I laughed all the way down the street and smiled all the way home. This little moment of beauty had interrupted my morning and colored the rest of my day. And I thought to myself, why does this place hold so much more magic than home? It’s because I’m out in it. I’m walking around, on the train, so much more engaged in day to day life than at home. I’m engaging everyday in this city life which is so foreign and uncomfortable to this Indiana girl. But that’s where the magic is.

Magic is only found in chaos. And I’m not talking about the Magic some of us grew up learning to boycott. I’m talking about those moments that leave a trail of glitter behind it, little sparks of life that should have the sound of chimes behind. Evidence of something greater, little kisses of love from a creator. I’m talking about you, in the city you can’t understand, getting a free apple and a wink from an old lady at the marketplace. Or you, working and working with no result, suddenly seeing someone understand. Or you, who thought you were going on great adventures, stuck at home under piles of laundry and diapers and having a sweet moment with your kids.

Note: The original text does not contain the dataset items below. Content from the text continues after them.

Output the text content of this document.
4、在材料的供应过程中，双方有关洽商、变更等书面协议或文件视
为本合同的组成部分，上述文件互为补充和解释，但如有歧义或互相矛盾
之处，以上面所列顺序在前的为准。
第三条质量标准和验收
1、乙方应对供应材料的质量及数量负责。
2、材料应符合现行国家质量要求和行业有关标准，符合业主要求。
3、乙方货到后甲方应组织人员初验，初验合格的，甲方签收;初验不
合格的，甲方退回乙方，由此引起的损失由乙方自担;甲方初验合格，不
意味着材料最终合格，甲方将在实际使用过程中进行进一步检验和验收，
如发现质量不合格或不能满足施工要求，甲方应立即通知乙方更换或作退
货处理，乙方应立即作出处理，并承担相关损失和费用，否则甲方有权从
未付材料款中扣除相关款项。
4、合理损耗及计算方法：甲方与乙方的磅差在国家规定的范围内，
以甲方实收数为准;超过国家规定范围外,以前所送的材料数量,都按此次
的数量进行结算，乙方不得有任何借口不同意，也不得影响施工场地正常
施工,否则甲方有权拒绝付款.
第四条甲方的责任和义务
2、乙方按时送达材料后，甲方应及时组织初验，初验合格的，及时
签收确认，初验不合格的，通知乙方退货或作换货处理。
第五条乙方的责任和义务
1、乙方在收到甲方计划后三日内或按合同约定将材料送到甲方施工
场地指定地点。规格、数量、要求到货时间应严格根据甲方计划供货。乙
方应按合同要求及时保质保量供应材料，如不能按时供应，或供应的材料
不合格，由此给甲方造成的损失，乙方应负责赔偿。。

You can’t have the magic without the chaos. You can’t have a spark of light without surrounding darkness. You can’t have new creation without something to start from – some brokenness; some chaos. In the beginning, there was chaos. There was darkness. But before the chaos, there was the Spirit. And, really, it’s the Holy Spirit in the chaos that brings that magic. The Holy Spirit is there, hovering over the chaos, waiting to spark that light.

I have more days of chaos than of magic, and after seven years, I have learned to see that as normal life. But every time we have a new team member, and they start to tell us about something that has happened in the city to them, I know they have found it. And I know they understand.

What do you find to be the most chaotic aspect of your host culture? What ‘kisses from heaven’ have you found in the midst of this chaos? What beauty in the everyday was striking when you first arrived but now gets overlooked?

Photo by Carlos Domínguez on Unsplash

1 Comment

  1. Kathy Vaughan November 1, 2017

    Thanks for reminding me of the magic! I also seem to live and thrive in chaos, but I love people. Part of the magic of Uganda, which I loved so much when I first arrived, and which sometimes now seems to be a distraction in getting to the more important part of my day, is that people take time for others. If you are on the way to someplace, and you meet someone with a need, whether the need is just some kind words or encouragement, or it actually requires some physical assistance, you don’t worry about your plans as much as the people in your presence at that moment. I’ve learned that a quick greeting is not the same as an engaged conversation. Being in this kind of environment has helped me to slow down and take time for people, but I admit that at times I get frustrated by the very thing which I loved so much at first. When I do, I know it’s a reminder to check my chaos level and my heart, because I want to really see people and love them well, and let God orchestrate the moments of my days.